Available at: http://digitalcommons.calpoly.edu/theses/19
Date of Award
MS in Electrical Engineering
Microwave signal generation is demonstrated using a single-chip fast wavelength-tunable SG-DBR laser. Microwave signals are established by a delayed self-heterodyne technique. The optical frequency of the laser is square-wave modulated between two closely spaced wavelengths. These two wavelengths are made time coincident using a fiber based Mach-Zehnder interferometer. From the interferometer, the difference frequency is detected and amplified. The optical difference frequency takes on the form of a microwave signal that can be seen on an electrical spectrum analyzer. The hardware structure of the high-speed wavelength switching SG-DBR package is shown. The wavelength switching architecture and temperature robustness of the laser will also be presented.
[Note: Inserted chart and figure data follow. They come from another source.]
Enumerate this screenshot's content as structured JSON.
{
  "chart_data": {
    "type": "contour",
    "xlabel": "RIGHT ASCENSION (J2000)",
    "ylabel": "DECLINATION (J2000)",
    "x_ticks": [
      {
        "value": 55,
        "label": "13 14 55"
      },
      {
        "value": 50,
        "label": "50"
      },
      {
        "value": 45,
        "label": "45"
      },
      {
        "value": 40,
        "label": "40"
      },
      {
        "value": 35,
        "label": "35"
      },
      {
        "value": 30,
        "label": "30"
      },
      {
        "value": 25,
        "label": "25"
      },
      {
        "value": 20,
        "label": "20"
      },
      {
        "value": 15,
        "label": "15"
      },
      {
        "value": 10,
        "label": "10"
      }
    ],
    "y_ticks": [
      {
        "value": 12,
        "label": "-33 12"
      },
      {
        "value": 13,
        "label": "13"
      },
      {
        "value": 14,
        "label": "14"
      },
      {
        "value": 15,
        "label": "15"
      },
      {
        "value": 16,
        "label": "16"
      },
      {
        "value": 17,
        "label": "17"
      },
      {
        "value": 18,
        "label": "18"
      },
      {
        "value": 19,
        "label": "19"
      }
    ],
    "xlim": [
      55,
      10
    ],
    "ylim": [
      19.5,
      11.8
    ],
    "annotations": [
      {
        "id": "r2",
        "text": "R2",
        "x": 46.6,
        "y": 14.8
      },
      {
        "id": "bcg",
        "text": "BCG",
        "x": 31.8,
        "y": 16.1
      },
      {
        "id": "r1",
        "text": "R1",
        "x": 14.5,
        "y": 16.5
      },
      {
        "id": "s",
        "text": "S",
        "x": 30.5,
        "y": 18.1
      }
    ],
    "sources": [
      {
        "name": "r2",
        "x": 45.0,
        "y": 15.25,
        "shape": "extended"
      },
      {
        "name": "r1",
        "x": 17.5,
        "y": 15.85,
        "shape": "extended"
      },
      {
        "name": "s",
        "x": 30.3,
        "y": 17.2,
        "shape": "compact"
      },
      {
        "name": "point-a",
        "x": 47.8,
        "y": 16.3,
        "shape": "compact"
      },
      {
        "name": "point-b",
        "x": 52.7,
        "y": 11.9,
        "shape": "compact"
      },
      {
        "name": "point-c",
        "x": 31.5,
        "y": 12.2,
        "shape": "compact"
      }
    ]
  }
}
Microwave signals up to 17 GHz have been generated by frequency modulating the phase section of the laser. Measured from the microwave signal spectral width, laser linewidth values as narrow as 10 MHz have been achieved for low back mirror current inputs. Linewidth results with respect to device DC bias conditions are also presented. Time resolved frequency step measurements have shown inherent thermal transients of approximately 200 ns upon wavelength switching. From the square wave switching profile, switching times of approximately 24 ns were achieved.